Un grave accident s'est produit mardi matin à Buggenhout, en Belgique, où un minibus scolaire est entré en collision avec un train à un passage à niveau, faisant quatre morts et plusieurs blessés. Le drame est survenu peu après 08h00 heure locale (06h00 GMT), alors que le véhicule se rendait vers un établissement d'enseignement spécialisé.

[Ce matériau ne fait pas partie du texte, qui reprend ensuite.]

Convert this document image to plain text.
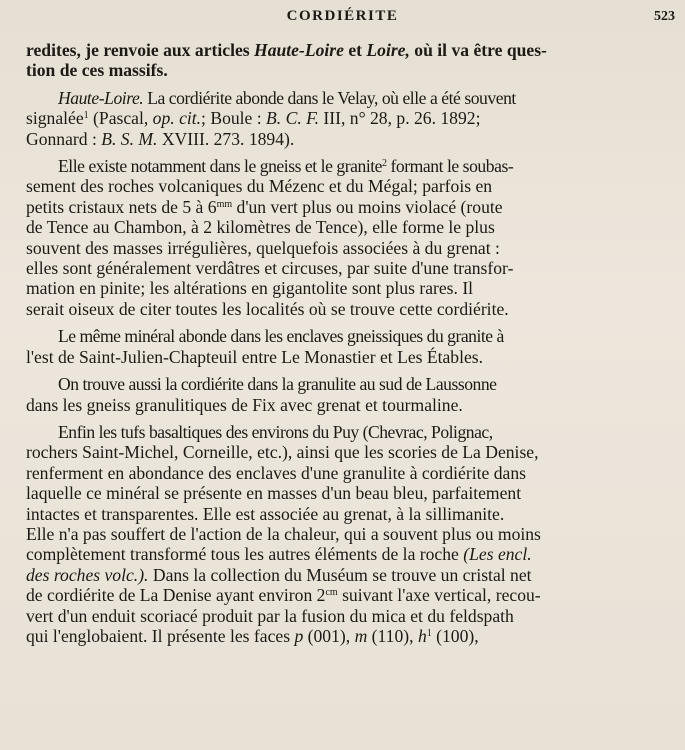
CORDIÉRITE	523
redites, je renvoie aux articles Haute-Loire et Loire, où il va être ques-
tion de ces massifs.
Haute-Loire. La cordiérite abonde dans le Velay, où elle a été souvent
signalée$^1$ (Pascal, op. cit.; Boule : B. C. F. III, n° 28, p. 26. 1892;
Gonnard : B. S. M. XVIII. 273. 1894).
Elle existe notamment dans le gneiss et le granite$^2$ formant le soubas-
sement des roches volcaniques du Mézenc et du Mégal; parfois en
petits cristaux nets de 5 à $6^{mm}$ d'un vert plus ou moins violacé (route
de Tence au Chambon, à 2 kilomètres de Tence), elle forme le plus
souvent des masses irrégulières, quelquefois associées à du grenat :
elles sont généralement verdâtres et circuses, par suite d'une transfor-
mation en pinite; les altérations en gigantolite sont plus rares. Il
serait oiseux de citer toutes les localités où se trouve cette cordiérite.
Le même minéral abonde dans les enclaves gneissiques du granite à
l'est de Saint-Julien-Chapteuil entre Le Monastier et Les Étables.
On trouve aussi la cordiérite dans la granulite au sud de Laussonne
dans les gneiss granulitiques de Fix avec grenat et tourmaline.
Enfin les tufs basaltiques des environs du Puy (Chevrac, Polignac,
rochers Saint-Michel, Corneille, etc.), ainsi que les scories de La Denise,
renferment en abondance des enclaves d'une granulite à cordiérite dans
laquelle ce minéral se présente en masses d'un beau bleu, parfaitement
intactes et transparentes. Elle est associée au grenat, à la sillimanite.
Elle n'a pas souffert de l'action de la chaleur, qui a souvent plus ou moins
complètement transformé tous les autres éléments de la roche (Les encl.
des roches volc.). Dans la collection du Muséum se trouve un cristal net
de cordiérite de La Denise ayant environ $2^{cm}$ suivant l'axe vertical, recou-
vert d'un enduit scoriacé produit par la fusion du mica et du feldspath
qui l'englobaient. Il présente les faces p (001), m (110), $h^1$ (100),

Les victimes et les circonstances Le minibus transportait sept garçons, un conducteur âgé de 49 ans et un accompagnateur de 27 ans. Deux garçons, âgés de 12 et 15 ans et originaires de la localité voisine de Bornem, ont perdu la vie, ainsi que les deux adultes présents à bord. Les cinq autres enfants, dont l'état est jugé critique mais stable, ont été hospitalisés, a indiqué une porte-parole du parquet.
La police fédérale a précisé que le minibus circulait sur une route parallèle à la voie ferrée avant d'effectuer un virage à gauche vers le passage à niveau, alors que les barrières étaient déjà abaissées. Le train, qui roulait à environ 90 km/h et ralentissait à l'approche de la gare de Buggenhout, a violemment percuté le véhicule. Selon un porte-parole du gestionnaire du réseau ferroviaire Infrabel, les premières images des caméras de surveillance confirment que les feux du passage à niveau étaient au rouge et la barrière baissée.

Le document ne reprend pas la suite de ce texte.